Because Fidel Castro's personal life is a virtual state secret, it's not
known how many children he has, or with how many women.
Spanish radio personality Salvador Lew confirmed Pupo's existence and the
lottery story ("Unbelievable, no?'') and described Pupo as the daughter of
a woman from Santa Clara who had had a romance with Castro in the 1950s.
'SHE'S VERY LOW-KEY'
"She's not involved in any politics. She's very low-key,'' he said,
adding that some Miami residents know her connection to Castro but "they
don't say anything to her.''
She works at a day-care center in Miami, although its name and location have
not been identified.
In addition, it emerged Wednesday that Castro had yet another granddaughter
here as well -- the child of a former lover of one of Castro's sons, Alex.
Alex is the son of Fidel Castro and his current wife, Dalia Soto del Valle.
"She's a preteen, maybe 10 or 11,'' said Joe Garcia, executive director
of the Cuban American National Foundation, declining to give even the child's
first name.
Her mother immigrated here a few years ago with the child. Castro's son Alex
is still in Havana.
Alina Fernández said she knew the little girl as well, before she
left Cuba in 1993, and hoped to catch up with her.

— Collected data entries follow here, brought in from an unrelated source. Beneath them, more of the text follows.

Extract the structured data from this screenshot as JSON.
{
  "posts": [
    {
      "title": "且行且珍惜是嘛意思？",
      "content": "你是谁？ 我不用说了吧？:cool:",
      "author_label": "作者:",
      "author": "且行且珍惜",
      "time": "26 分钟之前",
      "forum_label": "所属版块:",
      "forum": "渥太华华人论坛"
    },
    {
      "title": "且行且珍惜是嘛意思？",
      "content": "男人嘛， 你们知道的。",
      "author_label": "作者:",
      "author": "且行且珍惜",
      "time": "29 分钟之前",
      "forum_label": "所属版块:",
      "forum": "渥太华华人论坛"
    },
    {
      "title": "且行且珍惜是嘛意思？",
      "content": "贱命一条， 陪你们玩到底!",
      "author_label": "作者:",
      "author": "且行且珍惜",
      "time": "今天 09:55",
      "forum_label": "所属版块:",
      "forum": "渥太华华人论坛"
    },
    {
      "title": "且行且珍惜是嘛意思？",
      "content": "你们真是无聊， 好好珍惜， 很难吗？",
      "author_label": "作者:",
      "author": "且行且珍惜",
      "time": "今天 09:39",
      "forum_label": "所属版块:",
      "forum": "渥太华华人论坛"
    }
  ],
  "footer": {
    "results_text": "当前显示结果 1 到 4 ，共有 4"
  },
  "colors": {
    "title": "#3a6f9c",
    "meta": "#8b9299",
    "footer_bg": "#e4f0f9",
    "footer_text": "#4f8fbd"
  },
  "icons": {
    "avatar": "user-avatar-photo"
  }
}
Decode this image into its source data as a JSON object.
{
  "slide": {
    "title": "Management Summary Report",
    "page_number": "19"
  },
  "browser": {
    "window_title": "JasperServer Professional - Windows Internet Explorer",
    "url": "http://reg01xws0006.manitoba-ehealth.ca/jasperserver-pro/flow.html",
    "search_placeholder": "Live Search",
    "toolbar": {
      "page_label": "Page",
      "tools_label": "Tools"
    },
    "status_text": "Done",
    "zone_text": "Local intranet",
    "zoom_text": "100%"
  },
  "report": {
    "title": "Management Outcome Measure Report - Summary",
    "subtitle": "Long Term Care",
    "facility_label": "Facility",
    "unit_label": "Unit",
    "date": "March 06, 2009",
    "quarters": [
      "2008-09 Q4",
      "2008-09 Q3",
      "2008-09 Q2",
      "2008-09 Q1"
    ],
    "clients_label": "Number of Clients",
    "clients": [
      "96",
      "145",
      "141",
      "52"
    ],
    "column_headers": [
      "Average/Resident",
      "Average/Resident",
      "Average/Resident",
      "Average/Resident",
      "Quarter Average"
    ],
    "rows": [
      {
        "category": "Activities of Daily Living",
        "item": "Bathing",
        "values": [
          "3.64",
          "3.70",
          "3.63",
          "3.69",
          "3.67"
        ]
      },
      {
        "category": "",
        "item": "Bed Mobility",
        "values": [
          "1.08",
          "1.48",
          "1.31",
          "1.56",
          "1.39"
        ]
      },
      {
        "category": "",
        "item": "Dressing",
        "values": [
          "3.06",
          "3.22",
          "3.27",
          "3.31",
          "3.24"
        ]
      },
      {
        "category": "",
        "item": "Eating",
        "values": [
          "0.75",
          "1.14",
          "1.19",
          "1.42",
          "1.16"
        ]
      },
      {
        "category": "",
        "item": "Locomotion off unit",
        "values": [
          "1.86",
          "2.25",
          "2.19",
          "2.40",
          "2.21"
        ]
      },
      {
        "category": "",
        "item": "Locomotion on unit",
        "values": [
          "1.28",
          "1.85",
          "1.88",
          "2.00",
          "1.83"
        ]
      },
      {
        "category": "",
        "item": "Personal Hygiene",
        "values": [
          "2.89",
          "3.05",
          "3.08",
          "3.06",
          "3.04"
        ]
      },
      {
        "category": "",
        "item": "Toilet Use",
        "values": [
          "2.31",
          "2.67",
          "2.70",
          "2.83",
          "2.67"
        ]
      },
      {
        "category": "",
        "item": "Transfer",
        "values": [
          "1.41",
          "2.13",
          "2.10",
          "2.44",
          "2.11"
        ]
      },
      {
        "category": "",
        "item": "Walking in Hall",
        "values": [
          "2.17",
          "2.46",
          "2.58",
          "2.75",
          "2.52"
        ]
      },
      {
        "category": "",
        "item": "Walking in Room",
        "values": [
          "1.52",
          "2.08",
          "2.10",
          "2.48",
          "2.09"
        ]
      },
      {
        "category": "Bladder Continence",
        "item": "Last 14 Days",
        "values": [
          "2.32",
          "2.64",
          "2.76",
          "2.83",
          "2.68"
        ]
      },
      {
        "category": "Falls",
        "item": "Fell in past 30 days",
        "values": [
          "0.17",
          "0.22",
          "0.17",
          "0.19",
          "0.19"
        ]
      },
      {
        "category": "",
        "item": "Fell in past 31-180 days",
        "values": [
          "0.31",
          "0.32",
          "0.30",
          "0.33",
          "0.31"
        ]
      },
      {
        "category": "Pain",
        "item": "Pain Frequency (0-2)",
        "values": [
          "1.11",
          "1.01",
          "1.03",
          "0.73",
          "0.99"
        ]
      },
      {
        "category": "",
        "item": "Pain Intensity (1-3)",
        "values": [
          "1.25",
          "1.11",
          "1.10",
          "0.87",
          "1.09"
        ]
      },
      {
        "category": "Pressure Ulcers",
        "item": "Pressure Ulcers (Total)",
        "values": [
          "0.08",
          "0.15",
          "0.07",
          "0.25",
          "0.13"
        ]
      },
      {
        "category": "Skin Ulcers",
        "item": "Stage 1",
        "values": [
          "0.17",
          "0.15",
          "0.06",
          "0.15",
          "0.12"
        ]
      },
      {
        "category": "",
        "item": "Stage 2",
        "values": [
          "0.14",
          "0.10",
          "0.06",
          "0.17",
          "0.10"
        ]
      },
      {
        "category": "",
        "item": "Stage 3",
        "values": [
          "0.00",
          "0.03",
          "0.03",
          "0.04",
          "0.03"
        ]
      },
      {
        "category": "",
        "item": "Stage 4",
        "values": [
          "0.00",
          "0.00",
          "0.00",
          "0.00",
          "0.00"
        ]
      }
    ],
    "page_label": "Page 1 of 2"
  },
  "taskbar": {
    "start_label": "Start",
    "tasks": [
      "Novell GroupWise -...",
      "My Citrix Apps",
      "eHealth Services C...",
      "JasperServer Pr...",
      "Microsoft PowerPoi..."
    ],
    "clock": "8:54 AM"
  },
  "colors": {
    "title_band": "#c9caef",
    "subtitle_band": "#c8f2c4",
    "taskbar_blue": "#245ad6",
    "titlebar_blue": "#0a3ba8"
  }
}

Garcia and others said Castro kin living here have mostly sought to lead
low-key lives beyond the limelight of Miami's politically charged exile
community.
"They just want to be able to be human beings, something that is not
allowed in Cuba,'' he said. "Miami is the closest place to Cuba where you
don't have to be scared 24-7.''
OUTSPOKEN CRITIC
Fernández has been the exception. She was an outspoken critic of her
father after her defection during the years that she lived in New York, Atlanta
and Spain.
So, with the latest revelations, the count on the Miami branch of the Castro
family tree would be at least two grandchildren, two daughters and the Cuban
leader's kid sister, Juanita, 68, who has long owned the Mini Price Pharmacy on
Southwest 27th Street.
Juanita Castro, a U.S. citizen who left Cuba in 1964 and drives a 1996
Cadillac Seville, declined to discuss Fernández on Wednesday.
"Don't mention that name!'' Castro said.
A bitter breakup between aunt and niece emerged after Fernández's
book, Castro's Daughter -- An Exile's Memoir of Cuba, included harsh remarks
about Juanita and Fidel's mother, Fernández's grandmother.